Recherchen des Tagesspiegels lassen den Schluss zu, dass die Berliner CDU möglicherweise die Kulturverwaltung unter Druck setzte, hier nach ihren parteipolitischen Wünschen zu entscheiden. Der Verdacht besteht bereits seit Ende 2025. Möglicherweise wurden Projekte nicht inhaltlich geprüft und Fördermittel sind ohne Kriterien verteilt worden. Dies zu ermitteln ist die Aufgabe eines im Januar vom Berliner Abgeordnetenhaus eingesetzten Untersuchungsausschusses.
Möglich machte die Aufdeckung dieses Fördermittel-Skandals eine Anfrage nach dem Berliner Informationsfreiheitsgesetz (IFG).
Informationsfreiheitsgesetze regeln den Anspruch auf Zugang zu amtlichen Informationen und ermöglichen so Bürgerinnen und Bürgern sowie der Presse Einsicht in amtliche Dokumente. Sie sind damit ein Instrument demokratischer Kontrolle.
Doch noch während der Untersuchungsausschuss tagt, versucht die Berliner Regierungskoalition aus CDU und SPD, das Berliner IFG zu ändern. So plant die Koalition, neue Ausnahmevorschriften ins Gesetz aufzunehmen. "Damit würde sich die Anzahl der Gründe verdoppeln, mit denen Behörden IFG-Anfragen ablehnen können", heißt es bei FragDenStaat. "Im Koalitionsvertrag hatten die Parteien 2023 versprochen, die Auskunftspflichten der Behörden zu erweitern und schnellstmöglich ein fortschrittliches Transparenzgesetz einzuführen." Nun, nachdem das Gesetz dazu geführt hat, einen handfesten Skandal aufzudecken, sollen zentrale Teile der bisherigen Regelungen abgeschafft werden. Die Gesetzesänderung soll voraussichtlich am 12. März 2026 vom Berliner Abgeordnetenhaus verabschiedet werden.
Nach Ansicht von Arne Semsrott würde das IFG Berlin durch die geplanten Einschnitte von einem der besten zum möglicherweise schlechtesten Informationsfreiheitsgesetz Deutschlands werden.
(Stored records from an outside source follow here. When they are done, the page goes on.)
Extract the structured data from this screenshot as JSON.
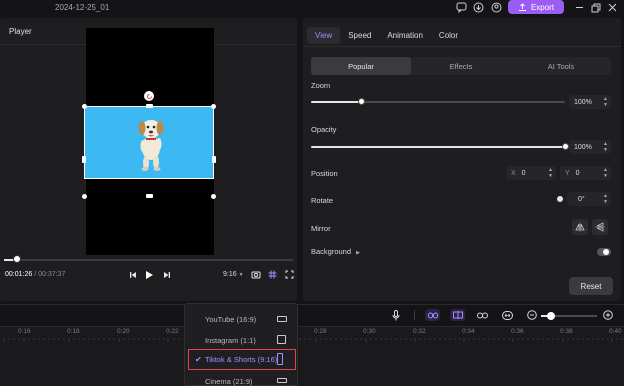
{
  "titlebar": {
    "project_name": "2024-12-25_01",
    "export_label": "Export"
  },
  "player": {
    "title": "Player",
    "current_time": "00:01:26",
    "time_separator": " / ",
    "total_time": "00:37:37",
    "aspect_ratio": "9:16",
    "progress_percent": 4
  },
  "inspector": {
    "tabs": [
      "View",
      "Speed",
      "Animation",
      "Color"
    ],
    "active_tab": "View",
    "subtabs": [
      "Popular",
      "Effects",
      "AI Tools"
    ],
    "active_subtab": "Popular",
    "zoom": {
      "label": "Zoom",
      "value": "100%",
      "level_percent": 20
    },
    "opacity": {
      "label": "Opacity",
      "value": "100%",
      "level_percent": 100
    },
    "position": {
      "label": "Position",
      "x_unit": "X",
      "x_value": "0",
      "y_unit": "Y",
      "y_value": "0"
    },
    "rotate": {
      "label": "Rotate",
      "value": "0°"
    },
    "mirror": {
      "label": "Mirror"
    },
    "background": {
      "label": "Background",
      "enabled": false
    },
    "reset_label": "Reset"
  },
  "timeline": {
    "ticks": [
      "0:16",
      "0:18",
      "0:20",
      "0:22",
      "0:28",
      "0:30",
      "0:32",
      "0:34",
      "0:36",
      "0:38",
      "0:40"
    ]
  },
  "aspect_menu": {
    "items": [
      {
        "label": "YouTube (16:9)",
        "selected": false
      },
      {
        "label": "Instagram (1:1)",
        "selected": false
      },
      {
        "label": "Tiktok & Shorts (9:16)",
        "selected": true
      },
      {
        "label": "Cinema (21:9)",
        "selected": false
      }
    ]
  },
  "colors": {
    "accent": "#9b5cf5",
    "selection_outline": "#e0454a",
    "clip_background": "#3cb9f3"
  }
}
Er vermutet: "Im September sind in Berlin Wahlen zum Abgeordnetenhaus. CDU und SPD könnten dabei ihre Mehrheit verlieren. Jetzt das IFG zu ändern, soll offenbar sicherstellen, dass auch nach dem Verlust der Regierungsmehrheit keine Skandale ans Licht kommen."
Auch Transparency International Deutschland kritisiert den Angriff der Berliner Koalition auf die Informationsfreiheit: "Gerade bei politisch sensiblen Vorgängen – etwa bei möglichen Fördermittel- oder Vergabeaffären – könnten Dokumente künftig mit Verweis auf laufende Ermittlungen oder die Vorbereitung eines Gerichtsverfahrens zurückgehalten werden. […] Statt den allgemeinen Anspruch von Bürgerinnen und Bürgern auf Zugang zu amtlichen Informationen zu stärken, geht es nun um Verschleierung von politischen Entscheidungsprozessen."
Seit 27 Jahren hat Berlin ein Informationsfreiheitsgesetz. Im Vorfeld der Wahl zum Abgeordnetenhaus Ende September überhaupt nur darüber nachzudenken, das Gesetz quasi unwirksam machen zu wollen, weil es mit seiner Hilfe möglich war, einen vermutlich millionenschweren Fördermittelskandal aufzudecken, ist selbst ein Skandal.